Pubblica amministrazione. Fuga dal posto fisso tra ricambio e nodo Tfs
IL ministro della Pubblica amministrazione Paolo Zangrillo
Il posto fisso nella pubblica amministrazione non piace più. Soltanto nei ministeri si sono persi 40mila dipendenti. I dati del conto annuale del Tesoro indicano che nei Comuni la perdita è stata di oltre 60mila addetti. Molti i concorsi "disertati". Fa il pieno chi paga di più, come Inps e Fisco. Previste 170mila assunzioni l'anno, ma basteranno soltanto per sostituire chi va in pensione. Il rapporto sfata il mito del Mezzogiorno: ci sono più impiegati al Nord. Al Sud nei municipi lavorano 5,34 persone ogni mille abitanti, nel Settentrione sono 5,83. Solo la scuola ha visto crescere le assunzioni e il personale è passato da poco più di un milione a quasi 1,2 milioni di dipendenti. Secondo le stime della Ragioneria, alla fine dello scorso anno, dopo un decennio di "decrescita infelice", per la prima volta il personale pubblico è tornato ad aumentare. Poco meno di 50mila dipendenti in più su un totale di 3,2 milioni. L'età media dei pubblici dipendenti resta vicinissima ai 50 anni. Le assunzioni dopo anni di blocco del turn over sono comunque riprese. Il ministro della Pa Paolo Zangrillo è tornato a confermare che quest'anno, come il prossimo, ci saranno nuove assunzioni, aggiungendo che «il problema è che dopo il "decennio perduto" del pubblico impiego, sostituire solo chi va in pensione non risolverà il problema della carenza degli organici». Mentre proprio chi lascia il lavoro deve affrontare il nodo Tfs, ossia il trattamento di fine servizio.

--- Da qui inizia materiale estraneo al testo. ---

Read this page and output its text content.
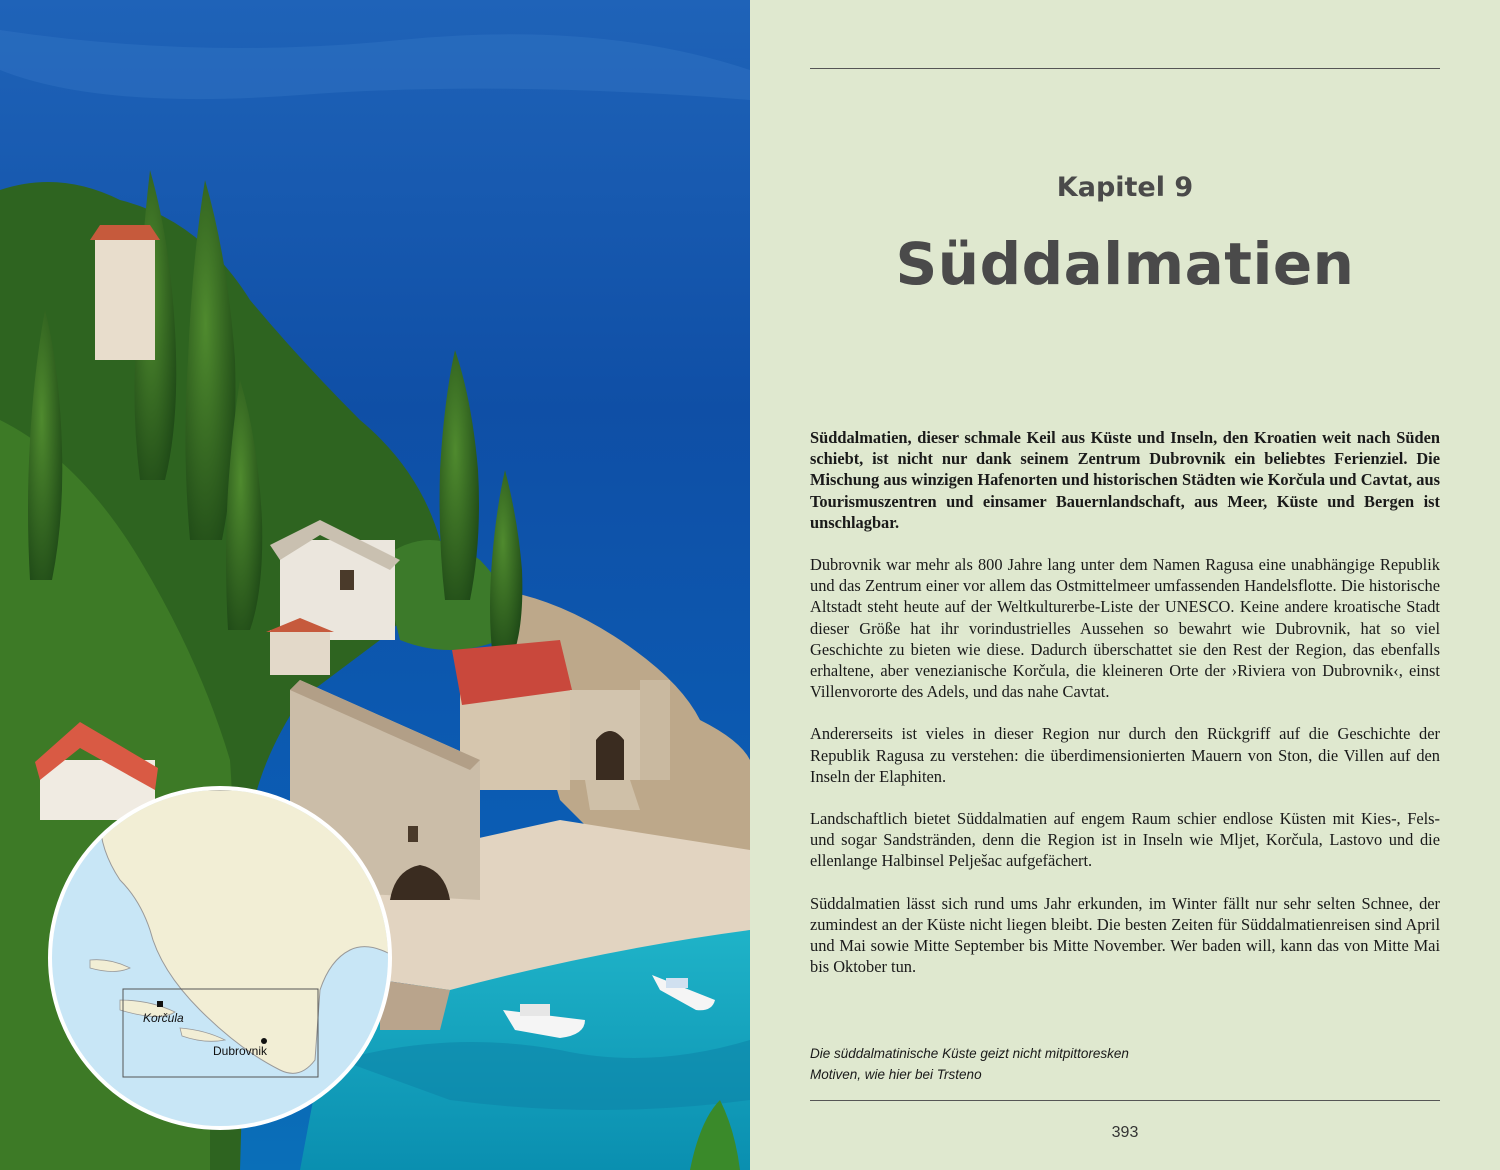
Korčula
Dubrovnik
Kapitel 9
Süddalmatien

Süddalmatien, dieser schmale Keil aus Küste und Inseln, den Kroatien weit nach Süden schiebt, ist nicht nur dank seinem Zentrum Dubrovnik ein beliebtes Ferienziel. Die Mischung aus winzigen Hafenorten und historischen Städten wie Korčula und Cavtat, aus Tourismuszentren und einsamer Bauernlandschaft, aus Meer, Küste und Bergen ist unschlagbar.

Dubrovnik war mehr als 800 Jahre lang unter dem Namen Ragusa eine unabhängige Republik und das Zentrum einer vor allem das Ostmittelmeer umfassenden Handelsflotte. Die historische Altstadt steht heute auf der Weltkulturerbe-Liste der UNESCO. Keine andere kroatische Stadt dieser Größe hat ihr vorindustrielles Aussehen so bewahrt wie Dubrovnik, hat so viel Geschichte zu bieten wie diese. Dadurch überschattet sie den Rest der Region, das ebenfalls erhaltene, aber venezianische Korčula, die kleineren Orte der ›Riviera von Dubrovnik‹, einst Villenvororte des Adels, und das nahe Cavtat.

Andererseits ist vieles in dieser Region nur durch den Rückgriff auf die Geschichte der Republik Ragusa zu verstehen: die überdimensionierten Mauern von Ston, die Villen auf den Inseln der Elaphiten.

Landschaftlich bietet Süddalmatien auf engem Raum schier endlose Küsten mit Kies-, Fels- und sogar Sandstränden, denn die Region ist in Inseln wie Mljet, Korčula, Lastovo und die ellenlange Halbinsel Pelješac aufgefächert.

Süddalmatien lässt sich rund ums Jahr erkunden, im Winter fällt nur sehr selten Schnee, der zumindest an der Küste nicht liegen bleibt. Die besten Zeiten für Süddalmatienreisen sind April und Mai sowie Mitte September bis Mitte November. Wer baden will, kann das von Mitte Mai bis Oktober tun.

Die süddalmatinische Küste geizt nicht mitpittoresken Motiven, wie hier bei Trsteno
393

Anche l'intelligenza artificiale avrà un importante impatto sul lavoro pubblico, con 1,8 milioni di dipendenti che dovranno farci i conti e circa 200mila che rischiano di essere sostituiti dalla nuova tecnologia. È quanto emerge da una ricerca del Forum Pa in cui si segnala che saranno coinvolti dall'arrivo dell'Ia soprattutto le amministrazioni centrali (ministeri, agenzie fiscali e enti pubblici non economici) con quasi la metà dei lavoratori (circa 92mila) le cui mansioni potrebbero essere spazzate via perché ripetitive e sostituibili. Il ministro Zangrillo sottolinea però come siamo di fronte a un grande cambiamento che va affrontato «senza paura», perché di fronte all'esaurimento di alcune attività ne nasceranno di nuove come è accaduto negli anni per i trasporti e per l'industria tessile. «Il cambiamento potrà essere governato», ricorda il ministro: nei prossimi otto anni, entro il 2032, un milione di attuali lavoratori della Pa andrà in pensione. Il processo di ricambio è iniziato. Per la prima volta l'età media nel 2022, grazie alle assunzioni e ai pensionamenti, è calata in modo consistente scendendo a 49,5 anni. «Dobbiamo vivere quest'epoca di cambiamento - spiega Zangrillo - non con lo spettro e la paura di perdere posti di lavoro, ma con l'obiettivo di rendere l'innovazione tecnologica compatibile con i nostri piani di sviluppo. La digitalizzazione, l'intelligenza artificiale determineranno profonde modifiche nel nostro modo di lavorare, ci sono lavori che muoiono, ma nuovi che nascono». Sarà essenziale attrarre nella Pa giovani talenti e anche per questo valorizzare il merito e non dare aumenti a pioggia come è accaduto negli anni passati (e come è certificato dalla Corte dei Conti).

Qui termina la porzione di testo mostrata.